Review 1811: The Blue Sapphire

Julia Harburn is sitting on a bench in Kensington Gardens waiting for her fiancé when a young man sits down beside her and tells her he is on a business trip from South Africa and doesn’t know anyone in London. He is perfectly polite and friendly, but when the fiancé, Morland Beverley, arrives, Julia can tell Morland isn’t pleased.

Julia is taken aback, then, when she comes home one day to find the man, Stephen Brett, having tea with her stepmother. But this isn’t a tale of a stalker—it’s the story of how Julia finds herself.

Julia was close to her mother, who died when she was younger. She has never felt that her father paid attention to her. In fact, he’s always been quiet and depressed. Since he remarried, she has felt in the way, and her stepmother encourages her to move out and find a job. Julia finally finds a room with an eccentric but friendly landlady, who gets her a job in a hat shop. Morland isn’t very happy with her decision, but he has been delaying their wedding until he gets a partnership in his father’s firm, and anyway he is in Scotland golfing.

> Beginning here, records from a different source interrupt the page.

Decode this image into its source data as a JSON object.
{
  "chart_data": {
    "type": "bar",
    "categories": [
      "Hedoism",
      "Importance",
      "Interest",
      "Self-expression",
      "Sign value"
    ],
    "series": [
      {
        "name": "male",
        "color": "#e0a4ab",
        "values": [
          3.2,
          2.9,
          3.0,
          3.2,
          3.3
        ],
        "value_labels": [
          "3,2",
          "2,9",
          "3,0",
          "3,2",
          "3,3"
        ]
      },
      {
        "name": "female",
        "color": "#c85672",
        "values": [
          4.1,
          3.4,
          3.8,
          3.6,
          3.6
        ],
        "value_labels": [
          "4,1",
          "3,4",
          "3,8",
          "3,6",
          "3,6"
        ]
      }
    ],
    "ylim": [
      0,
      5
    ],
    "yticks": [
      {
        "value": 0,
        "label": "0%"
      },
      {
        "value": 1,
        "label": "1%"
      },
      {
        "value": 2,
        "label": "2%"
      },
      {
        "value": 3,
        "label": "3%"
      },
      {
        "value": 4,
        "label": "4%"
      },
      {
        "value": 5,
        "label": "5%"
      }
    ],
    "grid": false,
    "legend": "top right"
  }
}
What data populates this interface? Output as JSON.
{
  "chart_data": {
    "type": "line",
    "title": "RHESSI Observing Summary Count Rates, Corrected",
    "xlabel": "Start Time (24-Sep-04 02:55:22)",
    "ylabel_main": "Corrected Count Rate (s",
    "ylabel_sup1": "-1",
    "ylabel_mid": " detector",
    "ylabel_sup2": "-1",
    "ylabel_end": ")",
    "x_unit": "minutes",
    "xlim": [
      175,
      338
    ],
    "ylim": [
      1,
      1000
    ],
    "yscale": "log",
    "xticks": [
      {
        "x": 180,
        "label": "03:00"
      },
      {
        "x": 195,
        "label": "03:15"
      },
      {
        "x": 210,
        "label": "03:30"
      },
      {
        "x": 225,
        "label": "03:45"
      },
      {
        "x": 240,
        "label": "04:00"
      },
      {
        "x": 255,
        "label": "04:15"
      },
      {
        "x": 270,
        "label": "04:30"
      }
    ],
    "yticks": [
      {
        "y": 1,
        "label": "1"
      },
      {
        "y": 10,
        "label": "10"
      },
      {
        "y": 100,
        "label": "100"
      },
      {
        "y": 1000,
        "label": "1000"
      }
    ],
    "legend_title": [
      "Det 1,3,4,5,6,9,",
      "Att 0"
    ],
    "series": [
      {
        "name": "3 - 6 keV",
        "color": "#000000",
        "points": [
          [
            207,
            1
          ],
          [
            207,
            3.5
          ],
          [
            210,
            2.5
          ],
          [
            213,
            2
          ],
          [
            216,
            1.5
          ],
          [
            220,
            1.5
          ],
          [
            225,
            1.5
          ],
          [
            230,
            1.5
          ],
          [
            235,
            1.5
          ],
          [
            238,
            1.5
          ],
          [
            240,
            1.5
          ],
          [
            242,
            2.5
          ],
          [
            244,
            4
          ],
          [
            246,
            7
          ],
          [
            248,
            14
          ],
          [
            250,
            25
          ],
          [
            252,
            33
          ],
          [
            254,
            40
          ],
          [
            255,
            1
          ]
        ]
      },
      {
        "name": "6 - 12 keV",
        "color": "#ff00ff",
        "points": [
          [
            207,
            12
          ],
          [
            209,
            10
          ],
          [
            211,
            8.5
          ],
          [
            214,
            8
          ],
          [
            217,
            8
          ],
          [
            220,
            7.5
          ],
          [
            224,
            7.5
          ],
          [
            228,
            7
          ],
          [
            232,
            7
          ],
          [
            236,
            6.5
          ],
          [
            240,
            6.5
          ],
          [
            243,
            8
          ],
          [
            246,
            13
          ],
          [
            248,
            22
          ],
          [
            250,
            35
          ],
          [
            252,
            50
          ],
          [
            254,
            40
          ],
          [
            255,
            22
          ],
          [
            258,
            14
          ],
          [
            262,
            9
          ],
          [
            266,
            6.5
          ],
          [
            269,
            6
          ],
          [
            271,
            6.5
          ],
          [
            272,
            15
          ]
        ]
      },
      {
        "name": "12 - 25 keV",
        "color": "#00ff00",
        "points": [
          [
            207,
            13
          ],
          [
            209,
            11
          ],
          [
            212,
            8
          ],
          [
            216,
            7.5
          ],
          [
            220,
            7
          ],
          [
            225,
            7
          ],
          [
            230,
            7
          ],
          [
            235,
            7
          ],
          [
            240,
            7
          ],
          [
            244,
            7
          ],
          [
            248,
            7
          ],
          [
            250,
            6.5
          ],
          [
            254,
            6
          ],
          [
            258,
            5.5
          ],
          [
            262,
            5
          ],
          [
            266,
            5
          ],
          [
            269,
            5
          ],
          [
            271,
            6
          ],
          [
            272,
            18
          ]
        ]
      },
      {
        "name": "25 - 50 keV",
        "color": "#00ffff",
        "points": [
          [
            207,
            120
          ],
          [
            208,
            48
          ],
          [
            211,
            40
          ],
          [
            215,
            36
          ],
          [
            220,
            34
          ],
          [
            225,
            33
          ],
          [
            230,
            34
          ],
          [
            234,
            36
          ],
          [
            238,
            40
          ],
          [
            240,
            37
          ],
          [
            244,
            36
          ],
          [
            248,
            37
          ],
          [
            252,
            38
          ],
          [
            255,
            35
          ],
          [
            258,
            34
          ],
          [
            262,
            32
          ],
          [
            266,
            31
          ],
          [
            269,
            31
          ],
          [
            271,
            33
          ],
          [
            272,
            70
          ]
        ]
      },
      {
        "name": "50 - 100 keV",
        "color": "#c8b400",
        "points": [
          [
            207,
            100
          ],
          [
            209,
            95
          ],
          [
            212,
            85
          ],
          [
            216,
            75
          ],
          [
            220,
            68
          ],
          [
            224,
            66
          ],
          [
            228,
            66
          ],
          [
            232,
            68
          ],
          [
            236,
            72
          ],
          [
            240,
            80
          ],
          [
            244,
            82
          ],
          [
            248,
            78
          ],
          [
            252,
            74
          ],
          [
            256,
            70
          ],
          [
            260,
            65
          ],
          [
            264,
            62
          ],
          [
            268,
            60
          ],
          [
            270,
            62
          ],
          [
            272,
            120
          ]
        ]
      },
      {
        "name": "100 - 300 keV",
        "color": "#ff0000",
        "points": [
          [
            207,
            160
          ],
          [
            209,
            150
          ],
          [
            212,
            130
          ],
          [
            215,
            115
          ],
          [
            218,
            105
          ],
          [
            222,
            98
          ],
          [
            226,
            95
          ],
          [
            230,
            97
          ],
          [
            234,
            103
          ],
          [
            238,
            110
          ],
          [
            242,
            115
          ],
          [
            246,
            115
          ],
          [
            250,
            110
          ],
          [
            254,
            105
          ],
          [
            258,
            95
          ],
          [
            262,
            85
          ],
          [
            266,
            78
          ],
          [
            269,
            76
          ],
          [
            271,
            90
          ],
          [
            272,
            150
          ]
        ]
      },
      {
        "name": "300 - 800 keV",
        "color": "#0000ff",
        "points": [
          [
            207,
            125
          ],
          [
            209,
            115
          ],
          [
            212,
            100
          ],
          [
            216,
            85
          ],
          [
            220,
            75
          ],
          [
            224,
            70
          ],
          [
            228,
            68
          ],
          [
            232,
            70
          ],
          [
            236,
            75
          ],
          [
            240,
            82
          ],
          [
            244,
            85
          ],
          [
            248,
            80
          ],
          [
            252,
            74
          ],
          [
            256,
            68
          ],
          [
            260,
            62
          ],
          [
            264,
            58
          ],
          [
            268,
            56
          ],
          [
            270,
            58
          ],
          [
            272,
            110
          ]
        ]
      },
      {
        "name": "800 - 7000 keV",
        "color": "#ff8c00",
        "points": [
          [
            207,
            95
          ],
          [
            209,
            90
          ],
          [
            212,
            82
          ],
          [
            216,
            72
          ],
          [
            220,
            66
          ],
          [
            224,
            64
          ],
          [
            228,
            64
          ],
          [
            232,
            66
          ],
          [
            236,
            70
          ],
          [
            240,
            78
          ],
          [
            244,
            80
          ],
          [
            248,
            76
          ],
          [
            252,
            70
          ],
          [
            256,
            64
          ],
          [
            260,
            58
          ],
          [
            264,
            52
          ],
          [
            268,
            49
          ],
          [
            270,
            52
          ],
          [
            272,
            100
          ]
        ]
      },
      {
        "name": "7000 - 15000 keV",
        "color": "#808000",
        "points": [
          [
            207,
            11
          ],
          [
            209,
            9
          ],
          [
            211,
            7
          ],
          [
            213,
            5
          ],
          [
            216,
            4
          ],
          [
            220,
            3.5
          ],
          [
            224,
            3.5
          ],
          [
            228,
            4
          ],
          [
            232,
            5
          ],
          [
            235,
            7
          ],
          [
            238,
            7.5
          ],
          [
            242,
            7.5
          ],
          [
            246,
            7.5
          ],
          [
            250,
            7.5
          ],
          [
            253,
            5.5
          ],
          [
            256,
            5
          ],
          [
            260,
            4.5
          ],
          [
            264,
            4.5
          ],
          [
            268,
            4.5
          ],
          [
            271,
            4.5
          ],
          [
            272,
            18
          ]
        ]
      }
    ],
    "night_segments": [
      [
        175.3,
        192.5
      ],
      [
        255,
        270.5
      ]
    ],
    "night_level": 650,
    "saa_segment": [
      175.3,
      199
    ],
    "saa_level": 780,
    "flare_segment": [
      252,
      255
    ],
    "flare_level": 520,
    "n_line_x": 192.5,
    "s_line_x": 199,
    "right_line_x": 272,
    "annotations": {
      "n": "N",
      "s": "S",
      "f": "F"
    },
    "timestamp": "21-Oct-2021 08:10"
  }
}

Julia’s parents are away in Greece when she gets a letter from Scotland from an uncle she didn’t know she had—her father’s brother. He says he is ill and wants to see her, so she goes, even though Morland is very much against her doing so. Thus begins an even greater adventure for her.

This novel is just what you expect from D. E. Stevenson: a heroine who didn’t know she had it in her, some light romance, some self-discovery, and some entertaining characters. Even though I could foresee the result of the romantic angle from the first pages, it didn’t make reading any less enjoyable.

I received a copy of this book from the publishers in exchange for a free and fair review.